Il n’y a toutefois pas que des perdants dans cette histoire. Certains pays tirent leur épingle du jeu grâce au transfert de production des produits chinois taxés. Le principal d’entre eux est Taïwan (décrit comme une province chinoise dans les documents de l’ONU). Durant le premier trimestre 2019, l’île a profité d’un gain d’exportation vers les Etats-Unis de 4 milliards de dollars. La Cnuced estimait que l’Europe pourrait être la grande gagnante de ce jeu. Il n’en est rien, l’effet restant limité, avec 2,7 milliards pour l’ensemble de l’UE. Les autres bénéficiaires sont le Mexique, le Vietnam, la Corée du Sud ou le Canada. Pour la Cnuced, ces gains ponctuels ne compensent toutefois pas l’impact global de cette guerre sur l’économie mondiale qui est clairement négatif.

Taïwan remporte la mise

S’il n’y a pas de vainqueur économique, qu’en est-il sur le plan politique? Donald Trump avait promis de rééquilibrer la balance commerciale – ultra-déficitaire – avec la Chine. C’est raté. Il avait aussi promis de rapatrier des emplois aux Etats-Unis. Là aussi cela semble compromis. «Je ne vois pas cela, a expliqué Alessandro Nicita, l’économiste de la Cnuced qui présentait le rapport jeudi à Genève. Pour cela il faudrait des mesures protectionnistes bien plus vastes et la guerre tarifaire n’est pas le meilleur moyen d’y parvenir.»

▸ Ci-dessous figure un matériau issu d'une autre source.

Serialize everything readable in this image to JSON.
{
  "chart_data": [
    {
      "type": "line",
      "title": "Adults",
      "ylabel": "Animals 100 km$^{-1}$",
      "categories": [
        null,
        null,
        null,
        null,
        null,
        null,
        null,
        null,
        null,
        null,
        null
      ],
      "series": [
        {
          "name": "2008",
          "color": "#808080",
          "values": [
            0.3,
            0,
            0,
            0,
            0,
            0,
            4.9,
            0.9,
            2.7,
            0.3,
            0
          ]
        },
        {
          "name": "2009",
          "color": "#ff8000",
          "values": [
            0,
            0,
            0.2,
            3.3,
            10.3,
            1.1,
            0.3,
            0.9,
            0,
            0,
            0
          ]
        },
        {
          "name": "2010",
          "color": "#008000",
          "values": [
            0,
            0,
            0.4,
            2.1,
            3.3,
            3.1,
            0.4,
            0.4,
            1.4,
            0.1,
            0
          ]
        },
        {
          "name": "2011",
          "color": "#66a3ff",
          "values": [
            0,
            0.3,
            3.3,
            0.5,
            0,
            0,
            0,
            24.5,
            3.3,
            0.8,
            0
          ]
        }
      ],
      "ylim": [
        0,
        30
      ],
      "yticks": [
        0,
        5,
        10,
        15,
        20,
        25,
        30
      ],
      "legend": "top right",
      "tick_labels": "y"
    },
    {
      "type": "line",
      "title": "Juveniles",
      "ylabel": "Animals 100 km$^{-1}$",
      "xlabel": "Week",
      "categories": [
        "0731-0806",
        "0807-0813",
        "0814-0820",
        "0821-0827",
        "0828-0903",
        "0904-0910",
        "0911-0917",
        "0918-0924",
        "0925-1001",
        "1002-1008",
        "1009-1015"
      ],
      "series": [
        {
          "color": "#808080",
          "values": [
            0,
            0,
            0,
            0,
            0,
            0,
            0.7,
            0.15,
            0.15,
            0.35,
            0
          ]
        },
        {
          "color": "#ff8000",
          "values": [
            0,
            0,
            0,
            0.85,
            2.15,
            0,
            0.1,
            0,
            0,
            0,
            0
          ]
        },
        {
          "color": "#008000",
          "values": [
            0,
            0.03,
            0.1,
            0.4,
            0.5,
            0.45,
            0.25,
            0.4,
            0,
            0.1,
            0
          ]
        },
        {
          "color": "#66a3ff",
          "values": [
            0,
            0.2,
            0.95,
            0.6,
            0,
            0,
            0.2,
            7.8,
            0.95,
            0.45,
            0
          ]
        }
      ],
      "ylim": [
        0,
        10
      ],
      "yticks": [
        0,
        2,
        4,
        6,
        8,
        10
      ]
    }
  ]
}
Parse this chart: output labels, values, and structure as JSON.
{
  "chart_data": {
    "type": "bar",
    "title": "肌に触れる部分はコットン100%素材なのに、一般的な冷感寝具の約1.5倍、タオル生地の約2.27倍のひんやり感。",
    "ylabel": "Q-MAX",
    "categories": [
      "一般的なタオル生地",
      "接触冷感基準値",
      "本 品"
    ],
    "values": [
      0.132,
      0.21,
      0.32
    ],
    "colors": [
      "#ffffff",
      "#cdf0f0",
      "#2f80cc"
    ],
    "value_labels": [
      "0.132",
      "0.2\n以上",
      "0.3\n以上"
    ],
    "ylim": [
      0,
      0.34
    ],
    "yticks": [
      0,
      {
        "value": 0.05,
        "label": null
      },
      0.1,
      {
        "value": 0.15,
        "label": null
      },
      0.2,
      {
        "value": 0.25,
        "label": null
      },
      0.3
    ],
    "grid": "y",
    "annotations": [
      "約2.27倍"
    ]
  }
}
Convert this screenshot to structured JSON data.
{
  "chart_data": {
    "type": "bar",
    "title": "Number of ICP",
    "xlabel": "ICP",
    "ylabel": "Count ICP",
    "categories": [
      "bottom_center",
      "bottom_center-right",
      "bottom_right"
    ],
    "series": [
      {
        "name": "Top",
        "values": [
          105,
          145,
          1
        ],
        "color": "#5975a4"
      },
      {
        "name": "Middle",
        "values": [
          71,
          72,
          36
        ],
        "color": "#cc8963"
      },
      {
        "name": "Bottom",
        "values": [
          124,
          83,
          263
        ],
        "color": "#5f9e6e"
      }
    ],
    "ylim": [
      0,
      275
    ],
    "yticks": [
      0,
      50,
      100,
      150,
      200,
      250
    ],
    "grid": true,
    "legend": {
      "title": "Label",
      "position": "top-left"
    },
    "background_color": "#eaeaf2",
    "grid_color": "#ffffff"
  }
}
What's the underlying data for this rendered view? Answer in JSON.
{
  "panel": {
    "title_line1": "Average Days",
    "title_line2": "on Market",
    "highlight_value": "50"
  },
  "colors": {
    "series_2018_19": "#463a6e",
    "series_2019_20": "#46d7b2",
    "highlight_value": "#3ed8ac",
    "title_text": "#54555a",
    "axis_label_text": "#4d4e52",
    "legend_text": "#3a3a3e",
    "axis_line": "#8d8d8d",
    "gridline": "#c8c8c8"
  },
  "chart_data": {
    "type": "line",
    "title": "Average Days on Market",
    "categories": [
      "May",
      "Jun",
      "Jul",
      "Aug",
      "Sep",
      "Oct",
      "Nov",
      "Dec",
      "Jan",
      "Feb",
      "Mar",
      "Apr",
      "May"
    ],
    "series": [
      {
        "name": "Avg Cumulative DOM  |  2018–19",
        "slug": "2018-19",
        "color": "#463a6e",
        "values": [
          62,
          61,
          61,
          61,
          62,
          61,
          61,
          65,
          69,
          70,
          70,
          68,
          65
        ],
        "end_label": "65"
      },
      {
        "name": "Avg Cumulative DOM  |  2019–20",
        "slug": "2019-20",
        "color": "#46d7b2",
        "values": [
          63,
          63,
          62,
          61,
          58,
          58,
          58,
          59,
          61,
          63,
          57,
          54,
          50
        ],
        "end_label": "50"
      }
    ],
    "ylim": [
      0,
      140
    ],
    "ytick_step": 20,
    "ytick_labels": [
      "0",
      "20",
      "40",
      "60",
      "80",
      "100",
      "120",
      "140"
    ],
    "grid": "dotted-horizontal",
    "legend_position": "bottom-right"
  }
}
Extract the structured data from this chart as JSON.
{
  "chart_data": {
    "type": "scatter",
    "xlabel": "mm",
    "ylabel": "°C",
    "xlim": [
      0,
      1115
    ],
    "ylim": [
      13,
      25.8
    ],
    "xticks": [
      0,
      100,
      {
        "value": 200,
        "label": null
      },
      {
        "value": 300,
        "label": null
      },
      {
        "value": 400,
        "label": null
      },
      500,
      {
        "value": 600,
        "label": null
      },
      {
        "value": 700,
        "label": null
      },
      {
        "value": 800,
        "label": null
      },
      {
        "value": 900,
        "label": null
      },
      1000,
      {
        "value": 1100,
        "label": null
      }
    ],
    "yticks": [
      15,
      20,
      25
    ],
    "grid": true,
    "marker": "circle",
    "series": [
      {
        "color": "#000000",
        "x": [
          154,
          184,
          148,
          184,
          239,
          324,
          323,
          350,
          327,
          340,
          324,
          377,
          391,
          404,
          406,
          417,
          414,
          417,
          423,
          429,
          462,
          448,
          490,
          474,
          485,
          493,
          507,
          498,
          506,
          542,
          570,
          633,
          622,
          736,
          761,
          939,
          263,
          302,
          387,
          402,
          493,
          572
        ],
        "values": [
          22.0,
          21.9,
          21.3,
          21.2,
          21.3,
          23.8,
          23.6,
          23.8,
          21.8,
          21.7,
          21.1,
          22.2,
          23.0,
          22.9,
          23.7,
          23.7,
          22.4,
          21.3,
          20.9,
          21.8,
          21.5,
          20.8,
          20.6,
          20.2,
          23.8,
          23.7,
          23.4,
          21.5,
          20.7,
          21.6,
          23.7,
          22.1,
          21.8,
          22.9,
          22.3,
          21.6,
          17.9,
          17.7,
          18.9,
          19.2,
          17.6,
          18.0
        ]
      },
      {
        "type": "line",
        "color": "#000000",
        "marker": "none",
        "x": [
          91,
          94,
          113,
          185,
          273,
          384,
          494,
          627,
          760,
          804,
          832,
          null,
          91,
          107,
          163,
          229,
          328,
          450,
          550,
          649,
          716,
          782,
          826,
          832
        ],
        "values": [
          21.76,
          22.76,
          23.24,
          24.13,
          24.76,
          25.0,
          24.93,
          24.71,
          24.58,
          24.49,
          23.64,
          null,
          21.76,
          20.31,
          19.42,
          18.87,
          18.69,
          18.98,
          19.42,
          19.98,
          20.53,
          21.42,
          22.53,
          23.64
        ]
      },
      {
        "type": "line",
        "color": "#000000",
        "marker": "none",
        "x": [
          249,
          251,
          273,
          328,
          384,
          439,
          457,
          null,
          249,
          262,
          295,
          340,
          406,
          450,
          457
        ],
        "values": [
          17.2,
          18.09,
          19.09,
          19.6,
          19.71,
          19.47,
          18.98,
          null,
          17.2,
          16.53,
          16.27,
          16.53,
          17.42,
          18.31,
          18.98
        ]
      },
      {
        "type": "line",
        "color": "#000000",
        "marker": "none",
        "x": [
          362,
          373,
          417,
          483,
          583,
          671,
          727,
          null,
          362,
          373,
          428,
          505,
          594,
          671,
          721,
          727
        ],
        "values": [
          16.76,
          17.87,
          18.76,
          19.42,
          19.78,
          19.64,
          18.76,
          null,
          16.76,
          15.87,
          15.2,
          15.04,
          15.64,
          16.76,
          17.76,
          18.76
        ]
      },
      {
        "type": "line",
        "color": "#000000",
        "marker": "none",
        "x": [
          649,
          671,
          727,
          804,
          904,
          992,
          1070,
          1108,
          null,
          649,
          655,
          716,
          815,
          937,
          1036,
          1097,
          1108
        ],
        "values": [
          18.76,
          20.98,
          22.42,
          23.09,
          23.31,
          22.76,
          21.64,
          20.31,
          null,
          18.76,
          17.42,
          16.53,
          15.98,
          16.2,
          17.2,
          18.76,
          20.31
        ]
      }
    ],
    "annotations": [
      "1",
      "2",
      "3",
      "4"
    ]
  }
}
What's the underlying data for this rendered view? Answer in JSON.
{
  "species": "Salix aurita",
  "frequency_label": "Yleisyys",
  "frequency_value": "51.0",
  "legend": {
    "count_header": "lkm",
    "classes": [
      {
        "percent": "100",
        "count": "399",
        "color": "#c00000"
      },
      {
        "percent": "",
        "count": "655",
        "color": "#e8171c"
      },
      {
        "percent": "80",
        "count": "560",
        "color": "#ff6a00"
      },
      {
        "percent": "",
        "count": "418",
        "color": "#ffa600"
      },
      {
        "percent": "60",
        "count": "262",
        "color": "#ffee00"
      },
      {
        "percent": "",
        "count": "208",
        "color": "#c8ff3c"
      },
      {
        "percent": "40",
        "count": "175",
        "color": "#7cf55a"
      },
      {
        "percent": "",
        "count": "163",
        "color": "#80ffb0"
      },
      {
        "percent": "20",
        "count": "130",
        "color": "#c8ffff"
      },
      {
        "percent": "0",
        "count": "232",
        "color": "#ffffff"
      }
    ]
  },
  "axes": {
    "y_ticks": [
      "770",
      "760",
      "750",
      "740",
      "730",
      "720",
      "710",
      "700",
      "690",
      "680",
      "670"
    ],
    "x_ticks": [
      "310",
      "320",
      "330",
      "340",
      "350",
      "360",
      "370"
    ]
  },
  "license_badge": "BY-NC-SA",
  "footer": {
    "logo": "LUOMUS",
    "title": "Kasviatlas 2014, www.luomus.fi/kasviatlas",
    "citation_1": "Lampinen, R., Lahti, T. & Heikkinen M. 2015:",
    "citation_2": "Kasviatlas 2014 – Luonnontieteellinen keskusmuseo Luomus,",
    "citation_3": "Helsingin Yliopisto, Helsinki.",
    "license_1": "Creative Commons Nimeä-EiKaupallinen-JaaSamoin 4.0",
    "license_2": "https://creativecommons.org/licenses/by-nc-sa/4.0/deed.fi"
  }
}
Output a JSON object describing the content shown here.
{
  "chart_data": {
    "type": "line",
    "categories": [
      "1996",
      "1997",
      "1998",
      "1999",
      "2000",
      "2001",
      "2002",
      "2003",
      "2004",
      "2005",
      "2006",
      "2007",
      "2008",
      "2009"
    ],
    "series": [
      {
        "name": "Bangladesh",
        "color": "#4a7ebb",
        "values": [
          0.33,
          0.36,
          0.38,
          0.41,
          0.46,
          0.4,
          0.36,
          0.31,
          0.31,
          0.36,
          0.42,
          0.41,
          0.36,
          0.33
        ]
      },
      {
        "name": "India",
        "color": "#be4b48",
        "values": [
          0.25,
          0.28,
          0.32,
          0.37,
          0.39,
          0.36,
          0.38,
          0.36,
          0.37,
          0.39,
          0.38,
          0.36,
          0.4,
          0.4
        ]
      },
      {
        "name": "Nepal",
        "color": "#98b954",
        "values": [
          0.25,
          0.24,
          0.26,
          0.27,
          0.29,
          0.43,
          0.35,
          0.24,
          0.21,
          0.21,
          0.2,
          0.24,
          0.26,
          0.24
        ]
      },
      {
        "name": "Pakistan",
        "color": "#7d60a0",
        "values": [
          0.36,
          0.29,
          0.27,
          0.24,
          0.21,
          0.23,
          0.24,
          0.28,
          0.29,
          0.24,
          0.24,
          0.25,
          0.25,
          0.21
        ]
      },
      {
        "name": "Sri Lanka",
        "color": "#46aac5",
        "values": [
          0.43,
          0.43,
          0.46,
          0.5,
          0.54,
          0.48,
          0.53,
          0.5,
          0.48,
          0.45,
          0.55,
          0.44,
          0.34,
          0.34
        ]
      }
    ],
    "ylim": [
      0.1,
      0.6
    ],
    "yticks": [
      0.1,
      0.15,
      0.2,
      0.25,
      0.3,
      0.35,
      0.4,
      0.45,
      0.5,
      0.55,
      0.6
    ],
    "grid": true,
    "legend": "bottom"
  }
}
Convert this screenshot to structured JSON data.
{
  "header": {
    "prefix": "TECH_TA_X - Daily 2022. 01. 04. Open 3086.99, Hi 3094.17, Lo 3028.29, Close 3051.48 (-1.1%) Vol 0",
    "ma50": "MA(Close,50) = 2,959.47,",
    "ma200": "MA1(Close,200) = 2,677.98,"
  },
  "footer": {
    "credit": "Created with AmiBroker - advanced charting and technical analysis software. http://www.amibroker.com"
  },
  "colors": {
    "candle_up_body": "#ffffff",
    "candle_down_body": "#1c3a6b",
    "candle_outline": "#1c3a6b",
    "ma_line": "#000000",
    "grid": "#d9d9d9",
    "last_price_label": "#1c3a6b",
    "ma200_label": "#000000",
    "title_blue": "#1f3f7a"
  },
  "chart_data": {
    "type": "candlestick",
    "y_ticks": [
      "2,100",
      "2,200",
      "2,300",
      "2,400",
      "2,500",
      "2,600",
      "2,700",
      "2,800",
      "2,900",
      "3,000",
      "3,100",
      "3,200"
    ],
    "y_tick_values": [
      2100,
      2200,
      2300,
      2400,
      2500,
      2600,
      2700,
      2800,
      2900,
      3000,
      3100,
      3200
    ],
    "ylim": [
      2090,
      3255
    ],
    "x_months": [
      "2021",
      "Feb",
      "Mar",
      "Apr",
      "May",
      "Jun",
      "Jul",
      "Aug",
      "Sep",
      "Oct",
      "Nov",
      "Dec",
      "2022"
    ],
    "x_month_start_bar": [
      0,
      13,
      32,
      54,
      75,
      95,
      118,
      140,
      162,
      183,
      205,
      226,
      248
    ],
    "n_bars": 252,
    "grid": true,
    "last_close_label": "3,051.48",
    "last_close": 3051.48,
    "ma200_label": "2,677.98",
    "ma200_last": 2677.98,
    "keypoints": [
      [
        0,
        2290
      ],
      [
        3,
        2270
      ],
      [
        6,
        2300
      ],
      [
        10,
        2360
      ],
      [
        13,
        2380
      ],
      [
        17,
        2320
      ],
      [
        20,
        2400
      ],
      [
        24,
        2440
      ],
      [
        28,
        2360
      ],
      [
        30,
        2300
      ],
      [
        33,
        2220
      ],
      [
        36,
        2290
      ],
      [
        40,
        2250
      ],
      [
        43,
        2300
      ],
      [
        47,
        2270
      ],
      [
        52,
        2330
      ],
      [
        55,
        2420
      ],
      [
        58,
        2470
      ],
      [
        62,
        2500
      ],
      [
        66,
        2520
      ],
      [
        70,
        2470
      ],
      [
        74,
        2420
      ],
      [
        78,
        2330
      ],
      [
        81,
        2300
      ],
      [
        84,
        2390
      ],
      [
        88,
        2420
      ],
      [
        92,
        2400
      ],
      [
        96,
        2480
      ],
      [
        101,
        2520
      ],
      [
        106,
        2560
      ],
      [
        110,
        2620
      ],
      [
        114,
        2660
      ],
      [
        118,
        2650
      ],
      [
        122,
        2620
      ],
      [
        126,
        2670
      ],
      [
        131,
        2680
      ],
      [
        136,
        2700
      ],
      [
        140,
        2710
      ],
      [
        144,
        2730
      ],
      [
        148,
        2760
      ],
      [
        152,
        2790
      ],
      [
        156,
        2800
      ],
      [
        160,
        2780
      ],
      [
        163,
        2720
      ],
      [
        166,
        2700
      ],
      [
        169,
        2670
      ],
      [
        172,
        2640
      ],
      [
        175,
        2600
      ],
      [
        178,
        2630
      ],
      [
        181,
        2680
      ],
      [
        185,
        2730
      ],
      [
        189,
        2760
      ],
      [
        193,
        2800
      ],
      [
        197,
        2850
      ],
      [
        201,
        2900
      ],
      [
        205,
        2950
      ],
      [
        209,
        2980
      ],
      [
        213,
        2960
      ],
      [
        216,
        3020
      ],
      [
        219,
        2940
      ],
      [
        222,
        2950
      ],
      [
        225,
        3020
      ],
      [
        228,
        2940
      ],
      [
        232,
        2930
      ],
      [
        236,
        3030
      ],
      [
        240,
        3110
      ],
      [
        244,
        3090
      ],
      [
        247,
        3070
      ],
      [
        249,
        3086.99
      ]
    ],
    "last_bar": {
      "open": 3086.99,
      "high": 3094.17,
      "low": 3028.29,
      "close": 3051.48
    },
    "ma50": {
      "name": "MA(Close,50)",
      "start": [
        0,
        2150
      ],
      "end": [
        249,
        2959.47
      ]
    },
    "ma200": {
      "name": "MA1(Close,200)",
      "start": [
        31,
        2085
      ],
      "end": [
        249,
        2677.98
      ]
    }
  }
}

En termes électoraux, on peut faire mieux

Le coût de cette guerre commerciale est en partie reporté sur les consommateurs américains qui voient leurs produits importés de Chine renchérir. Ou alors ce sont les entreprises d’importations qui payent l’ardoise. A l’inverse les producteurs agricoles – électorat clé pour Trump – sont à la peine, Pékin les ayant ciblés en particulier. En termes électoraux, on peut faire mieux. Il est par contre vrai qu’une partie de ces taxes a dû être compensée par les entreprises chinoises visées, forcées de baisser leurs prix (8% en moyenne) pour rester concurrentielles. «Les Etats-Unis gagneraient si les entreprises chinoises absorbaient tous les coûts. Mais ce n’est pas ce qu’on observe», précise Alessandro Nicita.

Vaine gesticulation?

Reste alors une question: comment se fait-il que l’économie américaine reste florissante si elle pareillement affectée par cette bataille des taxes? Tout simplement parce que les montants en question sont finalement dérisoires en regard de la taille de l’économie américaine. Le commerce représente 25% de l’économie américaine. Sur ces 25%, les échanges avec la Chine ne sont qu’une fraction. On parle en définitive de quelques dizaines de milliards en moins pour l’économie américaine. «Même si les échanges économiques avec la Chine disparaissaient, ce ne serait pas si énorme pour les Etats-Unis, poursuit Alessandro Nicita. Même si, bien sûr, il y aurait des effets négatifs pour les exportateurs et les consommateurs.»

Faut-il comprendre que ce bras de fer tarifaire n’est qu’une vaine gesticulation de Donald Trump face à la Chine? Certainement pas. La bataille tarifaire n’est en fait que le symptôme le plus visible d’une confrontation bien plus systématique qui prend inévitablement forme entre les deux principales puissances économiques de ce siècle.